Mr Kombumerri was admitted to the degree of Doctor of Architecture (honoris causa) during a ceremony held in the University’s Great Hall on Monday 16 October. Hailing from Yugambeh and Quandamooka Country, Mr Kombumerri became the University's first Aboriginal and Torres Strait Islander graduate in architecture in 1990. He also holds the distinction of being the first Aboriginal and Torres Strait Islander to be registered as an 'architect’.
Pro-Chancellor Dr Lisa McIntyre conferred the degree, and said Mr Kombumerri has been a profound driver of change in the architectural profession through his design, education and policy work.
“Mr Kombumerri’s influential and pioneering work has led to an intense wave of interest from the sector in incorporating understandings of Country into the architectural process, improving connection with and accessibility for indigenous communities across the built environment,” Professor Scott said.
“We are delighted to recognise Dillon’s significant contribution to architecture and the built environment,” said Acting Dean and Head of the School of Architecture, Design and Planning Dr Adrienne Keane.
“This is worthy recognition for Dillon, a trailblazing alumnus of the University of Sydney, and a testament to his leadership in advocating practices in the built environment and how it cares for and connects with Country,” added the School’s Associate Dean Indigenous, Dr Michael Mossman.
As an architect, Mr Kombumerri has integrated his unique Indigenous perspective into his practice. His distinctive approach demonstrates contemporary and evolving methods of engaging with and responding to Country and cultural practices, needs and aspirations. His body of work includes projects that focus on improving the health, well-being, and prosperity of Indigenous communities, several of which have won major architecture awards, including the NSW Australian Institute of Architects (AIA) Premier’s Prize and the NSW AIA Blacket Award.
This is worthy recognition for Dillon, a trailblazing alumnus of the University of Sydney, and a testament to his leadership in advocating practices in the built environment and how it cares for and connects with Country.
Mr Kombumerri has been instrumental in shaping the state’s architectural policy through his work at Government Architect NSW. As Principal Architect and design adviser, he has helped to introduce understandings of Country to the sector, informing the planning, design and delivery of built environment projects in NSW. Recently, he has played a pivotal role in establishing the Merrima Aboriginal Design Unit within the NSW Government's Department of Public Works in Sydney. Within Merrima, Mr Kombumerri has championed an architectural methodology that respects Aboriginal cultural practices, connects with Country, and actively involves Aboriginal communities in decisions concerning their homelands.

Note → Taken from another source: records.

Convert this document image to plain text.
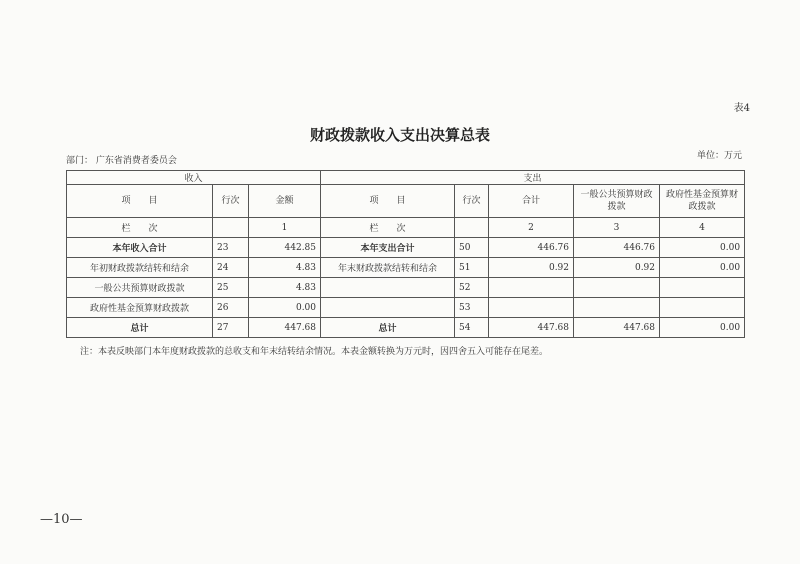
表4
财政拨款收入支出决算总表
部门： 广东省消费者委员会	单位：万元
收入			支出				
项　　目	行次	金额	项　　目	行次	合计	一般公共预算财政拨款	政府性基金预算财政拨款
栏　　次		1	栏　　次		2	3	4
本年收入合计	23	442.85	本年支出合计	50	446.76	446.76	0.00
年初财政拨款结转和结余	24	4.83	年末财政拨款结转和结余	51	0.92	0.92	0.00
一般公共预算财政拨款	25	4.83		52			
政府性基金预算财政拨款	26	0.00		53			
总计	27	447.68	总计	54	447.68	447.68	0.00
注：本表反映部门本年度财政拨款的总收支和年末结转结余情况。本表金额转换为万元时，因四舍五入可能存在尾差。
—10—
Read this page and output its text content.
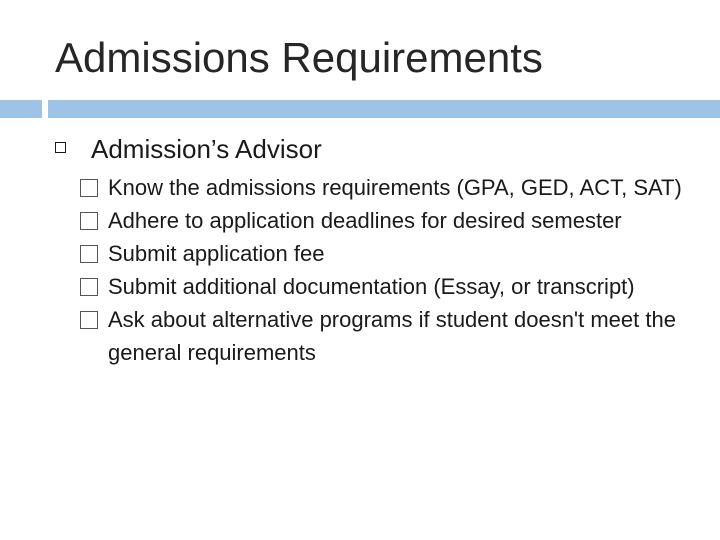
Admissions Requirements
Admission’s Advisor
Know the admissions requirements (GPA, GED, ACT, SAT)
Adhere to application deadlines for desired semester
Submit application fee
Submit additional documentation (Essay, or transcript)
Ask about alternative programs if student doesn't meet the general requirements
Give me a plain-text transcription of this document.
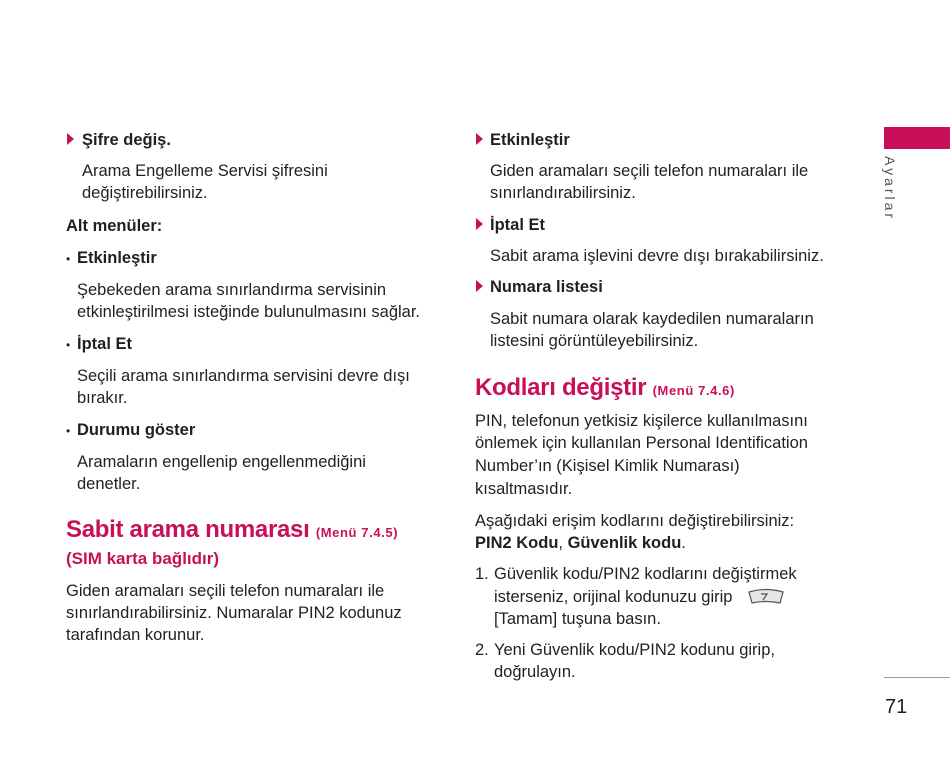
Şifre değiş.
Arama Engelleme Servisi şifresini
değiştirebilirsiniz.
Alt menüler:
• Etkinleştir
Şebekeden arama sınırlandırma servisinin
etkinleştirilmesi isteğinde bulunulmasını sağlar.
• İptal Et
Seçili arama sınırlandırma servisini devre dışı
bırakır.
• Durumu göster
Aramaların engellenip engellenmediğini
denetler.
Sabit arama numarası (Menü 7.4.5)
(SIM karta bağlıdır)
Giden aramaları seçili telefon numaraları ile
sınırlandırabilirsiniz. Numaralar PIN2 kodunuz
tarafından korunur.
Etkinleştir
Giden aramaları seçili telefon numaraları ile
sınırlandırabilirsiniz.
İptal Et
Sabit arama işlevini devre dışı bırakabilirsiniz.
Numara listesi
Sabit numara olarak kaydedilen numaraların
listesini görüntüleyebilirsiniz.
Kodları değiştir (Menü 7.4.6)
PIN, telefonun yetkisiz kişilerce kullanılmasını
önlemek için kullanılan Personal Identification
Number’ın (Kişisel Kimlik Numarası)
kısaltmasıdır.
Aşağıdaki erişim kodlarını değiştirebilirsiniz:
PIN2 Kodu, Güvenlik kodu.
1. Güvenlik kodu/PIN2 kodlarını değiştirmek
isterseniz, orijinal kodunuzu girip
[Tamam] tuşuna basın.
2. Yeni Güvenlik kodu/PIN2 kodunu girip,
doğrulayın.
Ayarlar
71
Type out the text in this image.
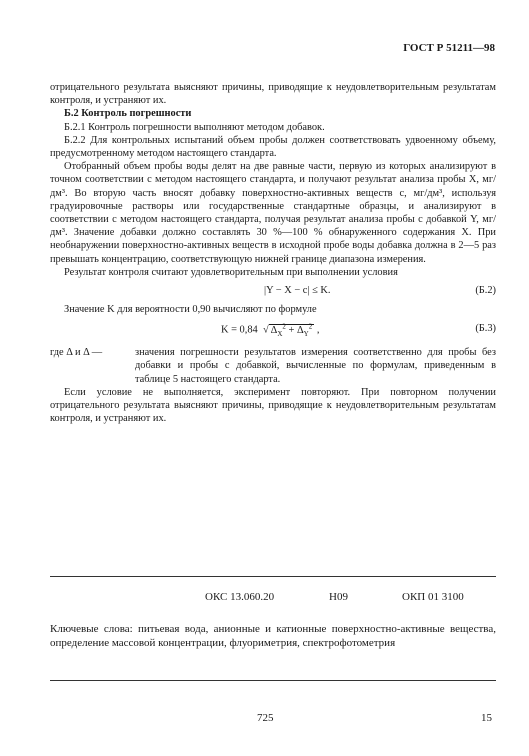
ГОСТ Р 51211—98

отрицательного результата выясняют причины, приводящие к неудовлетворительным результатам контроля, и устраняют их.

Б.2 Контроль погрешности

Б.2.1 Контроль погрешности выполняют методом добавок.

Б.2.2 Для контрольных испытаний объем пробы должен соответствовать удвоенному объему, предусмотренному методом настоящего стандарта.

Отобранный объем пробы воды делят на две равные части, первую из которых анализируют в точном соответствии с методом настоящего стандарта, и получают результат анализа пробы X, мг/дм³. Во вторую часть вносят добавку поверхностно-активных веществ c, мг/дм³, используя градуировочные растворы или государственные стандартные образцы, и анализируют в соответствии с методом настоящего стандарта, получая результат анализа пробы с добавкой Y, мг/дм³. Значение добавки должно составлять 30 %—100 % обнаруженного содержания X. При необнаружении поверхностно-активных веществ в исходной пробе воды добавка должна в 2—5 раз превышать концентрацию, соответствующую нижней границе диапазона измерения.

Результат контроля считают удовлетворительным при выполнении условия

|Y − X − c| ≤ K.	(Б.2)

Значение K для вероятности 0,90 вычисляют по формуле

K = 0,84  √ $\Delta_X^2 + \Delta_Y^2$ ,	(Б.3)
где Δ и Δ —	значения погрешности результатов измерения соответственно для пробы без добавки и пробы с добавкой, вычисленные по формулам, приведенным в таблице 5 настоящего стандарта.

Если условие не выполняется, эксперимент повторяют. При повторном получении отрицательного результата выясняют причины, приводящие к неудовлетворительным результатам контроля, и устраняют их.

ОКС 13.060.20	Н09	ОКП 01 3100
Ключевые слова: питьевая вода, анионные и катионные поверхностно-активные вещества, определение массовой концентрации, флуориметрия, спектрофотометрия
725	15
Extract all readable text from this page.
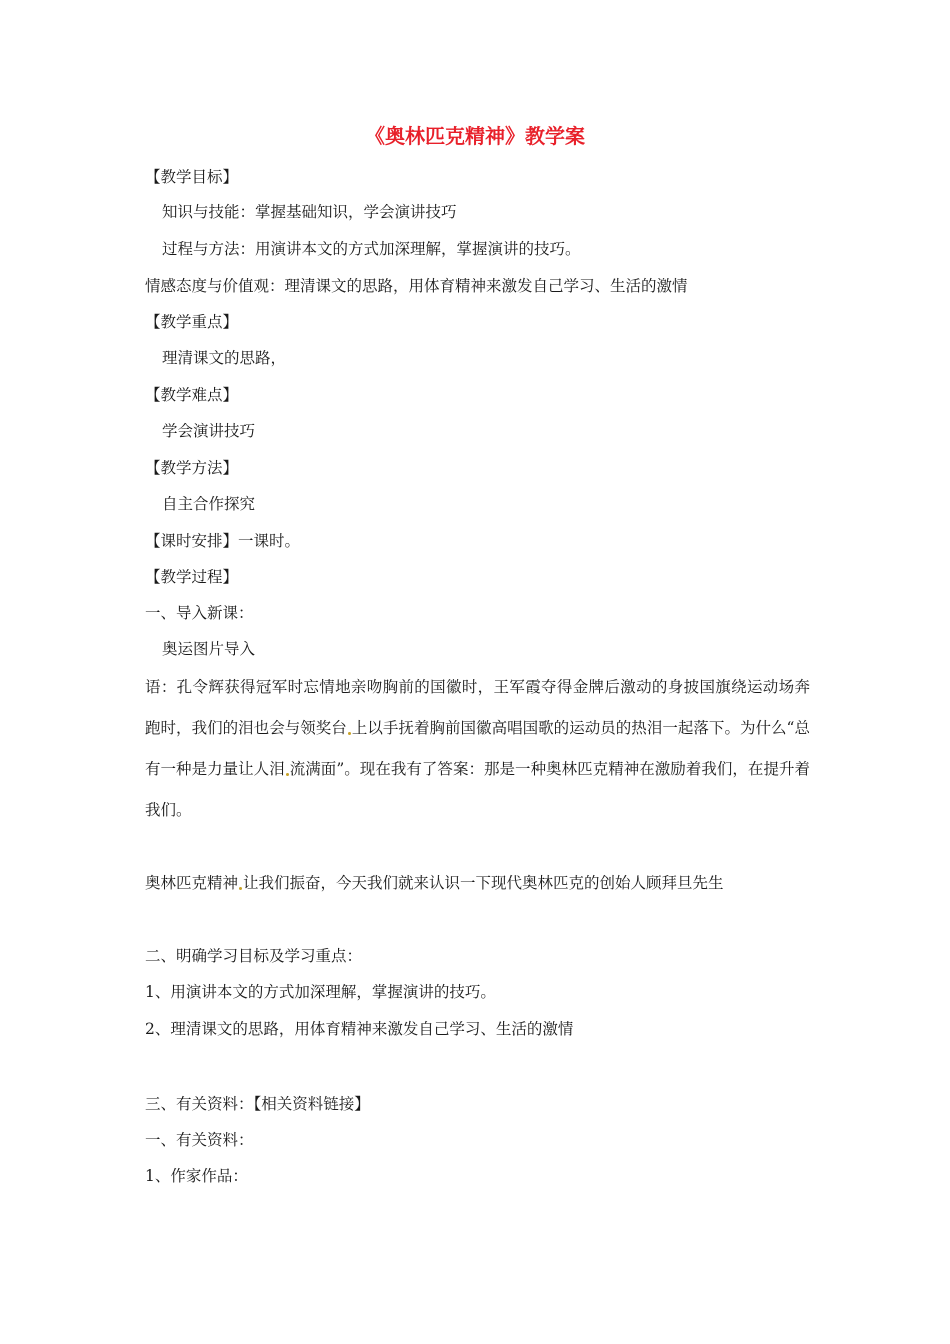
《奥林匹克精神》教学案
【教学目标】
知识与技能：掌握基础知识，学会演讲技巧
过程与方法：用演讲本文的方式加深理解，掌握演讲的技巧。
情感态度与价值观：理清课文的思路，用体育精神来激发自己学习、生活的激情
【教学重点】
理清课文的思路，
【教学难点】
学会演讲技巧
【教学方法】
自主合作探究
【课时安排】一课时。
【教学过程】
一、导入新课：
奥运图片导入
语：孔令辉获得冠军时忘情地亲吻胸前的国徽时，王军霞夺得金牌后激动的身披国旗绕运动场奔跑时，我们的泪也会与领奖台 上以手抚着胸前国徽高唱国歌的运动员的热泪一起落下。为什么“总有一种是力量让人泪 流满面”。现在我有了答案：那是一种奥林匹克精神在激励着我们，在提升着我们。
奥林匹克精神 让我们振奋，今天我们就来认识一下现代奥林匹克的创始人顾拜旦先生
二、明确学习目标及学习重点：
1、用演讲本文的方式加深理解，掌握演讲的技巧。
2、理清课文的思路，用体育精神来激发自己学习、生活的激情
三、有关资料：【相关资料链接】
一、有关资料：
1、作家作品：
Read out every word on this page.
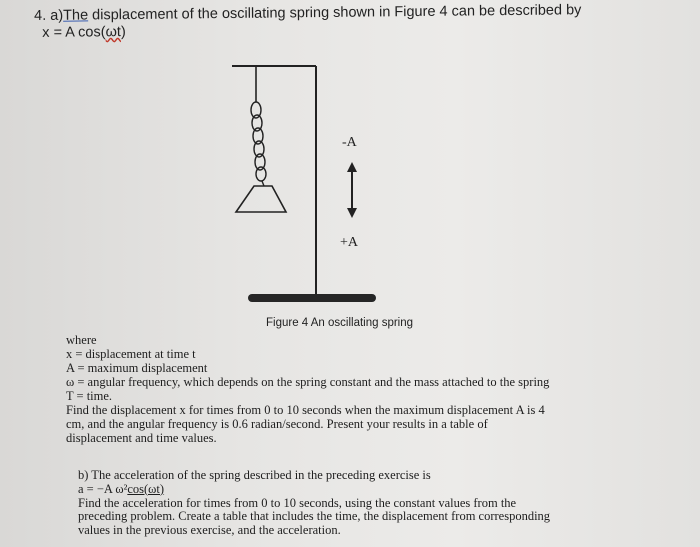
4. a)The displacement of the oscillating spring shown in Figure 4 can be described by
x = A cos(ωt)
-A
+A
Figure 4 An oscillating spring

where

x = displacement at time t

A = maximum displacement

ω = angular frequency, which depends on the spring constant and the mass attached to the spring

T = time.

Find the displacement x for times from 0 to 10 seconds when the maximum displacement A is 4

cm, and the angular frequency is 0.6 radian/second. Present your results in a table of

displacement and time values.

b) The acceleration of the spring described in the preceding exercise is

a = −A ω²cos(ωt)

Find the acceleration for times from 0 to 10 seconds, using the constant values from the

preceding problem. Create a table that includes the time, the displacement from corresponding

values in the previous exercise, and the acceleration.
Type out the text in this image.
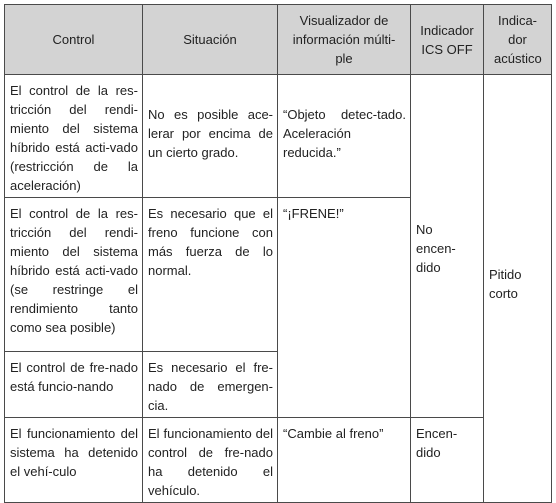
Control	Situación	Visualizador de información múlti-ple	Indicador ICS OFF	Indica-dor acústico

El control de la res-tricción del rendi-miento del sistema híbrido está acti-vado (restricción de la aceleración)	No es posible ace-lerar por encima de un cierto grado.	“Objeto detec-tado. Aceleración reducida.”	No encen-dido	Pitido corto

El control de la res-tricción del rendi-miento del sistema híbrido está acti-vado (se restringe el rendimiento tanto como sea posible)	Es necesario que el freno funcione con más fuerza de lo normal.	“¡FRENE!”		

El control de fre-nado está funcio-nando	Es necesario el fre-nado de emergen-cia.			

El funcionamiento del sistema ha detenido el vehí-culo	El funcionamiento del control de fre-nado ha detenido el vehículo.	“Cambie al freno”	Encen-dido	
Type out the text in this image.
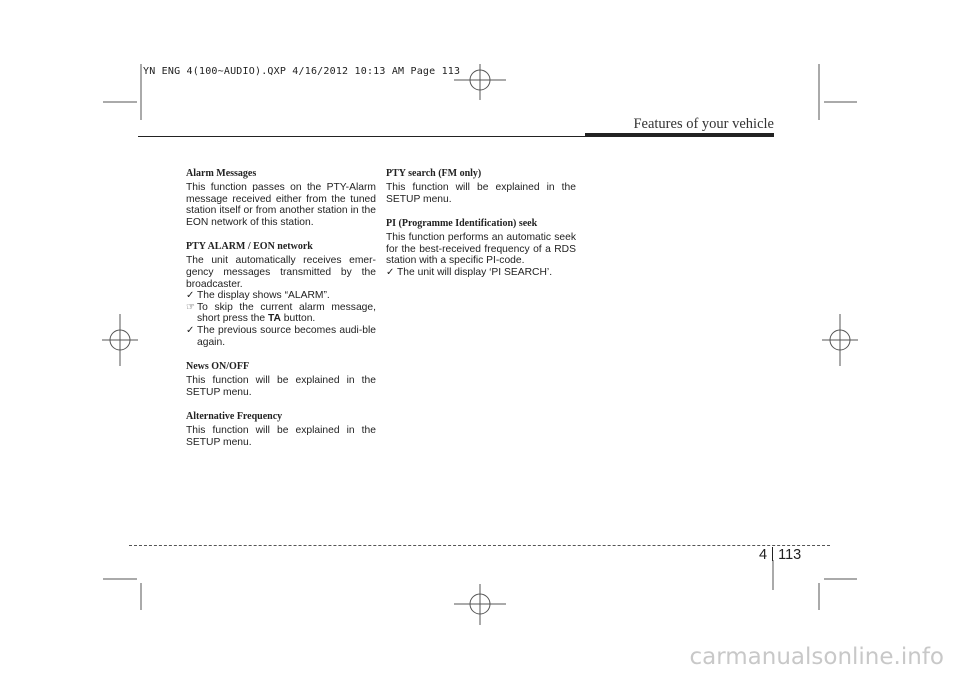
YN ENG 4(100~AUDIO).QXP 4/16/2012 10:13 AM Page 113
Features of your vehicle
Alarm Messages
This function passes on the PTY-Alarm message received either from the tuned station itself or from another station in the EON network of this station.
PTY ALARM / EON network
The unit automatically receives emer-gency messages transmitted by the broadcaster.
✓ The display shows “ALARM”.
☞ To skip the current alarm message, short press the TA button.
✓ The previous source becomes audi-ble again.
News ON/OFF
This function will be explained in the SETUP menu.
Alternative Frequency
This function will be explained in the SETUP menu.
PTY search (FM only)
This function will be explained in the SETUP menu.
PI (Programme Identification) seek
This function performs an automatic seek for the best-received frequency of a RDS station with a specific PI-code.
✓ The unit will display ‘PI SEARCH’.
4 113
carmanualsonline.info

In addition to his architectural contributions, Mr Kombumerri has been involved in teaching and research roles at the Sydney School of Architecture, Design and Planning, contributing to both the Bachelor and Master of Architecture courses. He has also lectured nationally and globally on the value of Indigenous knowledge in improving the built and natural environment.
Dillon has been involved in and contributed to numerous forums, government initiatives and policy development committees, including UN forums on First Nations people. He was a co-creator of and Advisory Panel member for the Eora Journey as part of the City of Sydney Sustainable Sydney 2030 plan, which will tell the city’s Indigenous story through identifying and revealing significant sites and histories.